Straight line speed test

At first glance, the straight line speed test sounds like an easy event. But once you try it, you start to notice problems:

Robots don’t go straight naturally.  There’s always some difference in the wheels, motors, speed controllers, etc so that the robot starts turning.  And over the long, narrow speed test course, you’ll probably hit the walls at some point.  So how can you deal with this?

Options:

  • Drive under manual control
    • This is harder than it looks – most robots last year didn’t have fine direction control.
  • Detect the walls and avoid them
    • This is a good option – detect the walls somehow (e.g. with an IR or ultrasound sensor – much like the proximity alert sensors, but mounted facing sideways) and if you see one, either speed up the wheel on that side or slow down the one on the other side.
  • Mechanically follow the wall
    • This is what we did last year with metabot
    • Place some sort of bumper (wood, teflon, bearings?) on the sides below the top of the wall
      • and optionally place the robot against the wall on the side it naturally turns towards
    • The downside of course is that this increases friction
  • Camera
    • Write code to process the image, spot the edges of the course and adjust the motors appropriately.
    • Image processing code is hard…  People have used OpenCV with the RPi.
  • Compass
    • Add a compass sensor to the robot
    • Regularly read it and adjust the motor speeds if it detects that you’re turning
    • BUT – I’ve never tried this myself and I don’t know for sure that the compass will be sensitive enough to detect the very small rotations you’ll need to spot, or will work well in the presence of the magnets in your motors!
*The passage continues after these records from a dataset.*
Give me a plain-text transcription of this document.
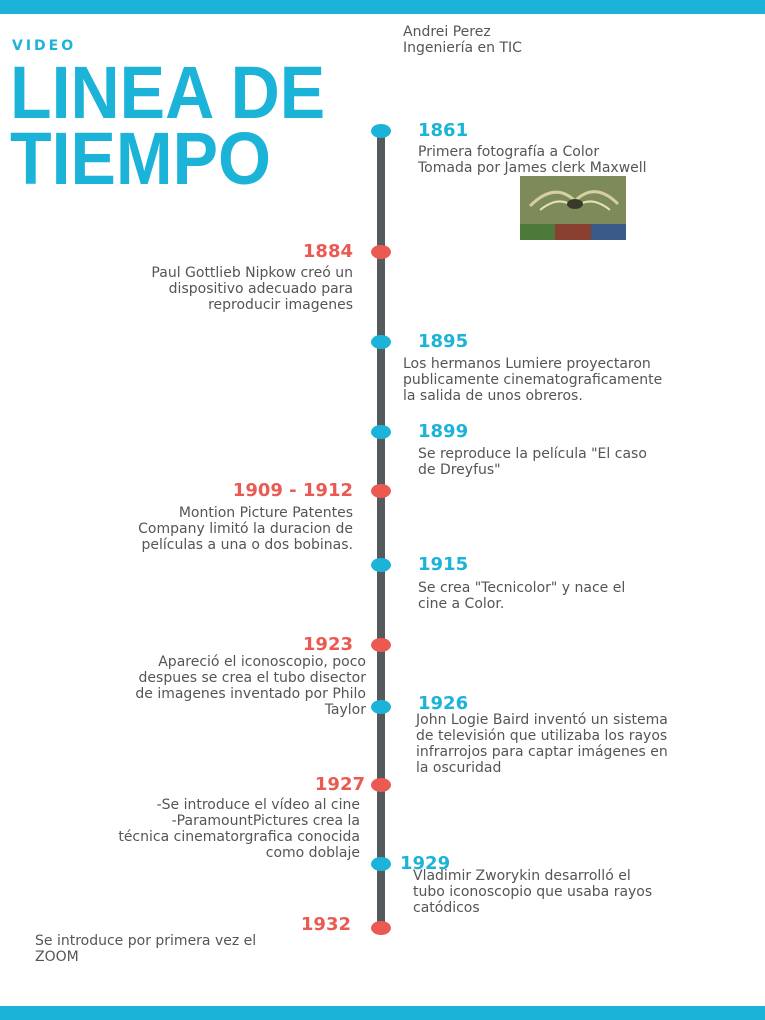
VIDEO
LINEA DE
TIEMPO
Andrei Perez
Ingeniería en TIC
1861
Primera fotografía a Color
Tomada por James clerk Maxwell
1884
Paul Gottlieb Nipkow creó un
dispositivo adecuado para
reproducir imagenes
1895
Los hermanos Lumiere proyectaron
publicamente cinematograficamente
la salida de unos obreros.
1899
Se reproduce la película "El caso
de Dreyfus"
1909 - 1912
Montion Picture Patentes
Company limitó la duracion de
películas a una o dos bobinas.
1915
Se crea "Tecnicolor" y nace el
cine a Color.
1923
Apareció el iconoscopio, poco
despues se crea el tubo disector
de imagenes inventado por Philo
Taylor	1926
John Logie Baird inventó un sistema
de televisión que utilizaba los rayos
infrarrojos para captar imágenes en
la oscuridad
1927
-Se introduce el vídeo al cine
-ParamountPictures crea la
técnica cinematorgrafica conocida
como doblaje 1929
Vladimir Zworykin desarrolló el
tubo iconoscopio que usaba rayos
catódicos
1932
Se introduce por primera vez el
ZOOM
Finally – think about how you’re going to stop…  If your robot is capable of any decent speed, the stopping area is quite short.  We implemented a “dead mans handle” on Metabot last year – i.e. the robot ran at full speed while we held down the button and stopped immediately when the button was released.  The event judge ruled that this was a safety device and NOT manual control in case that matters to you.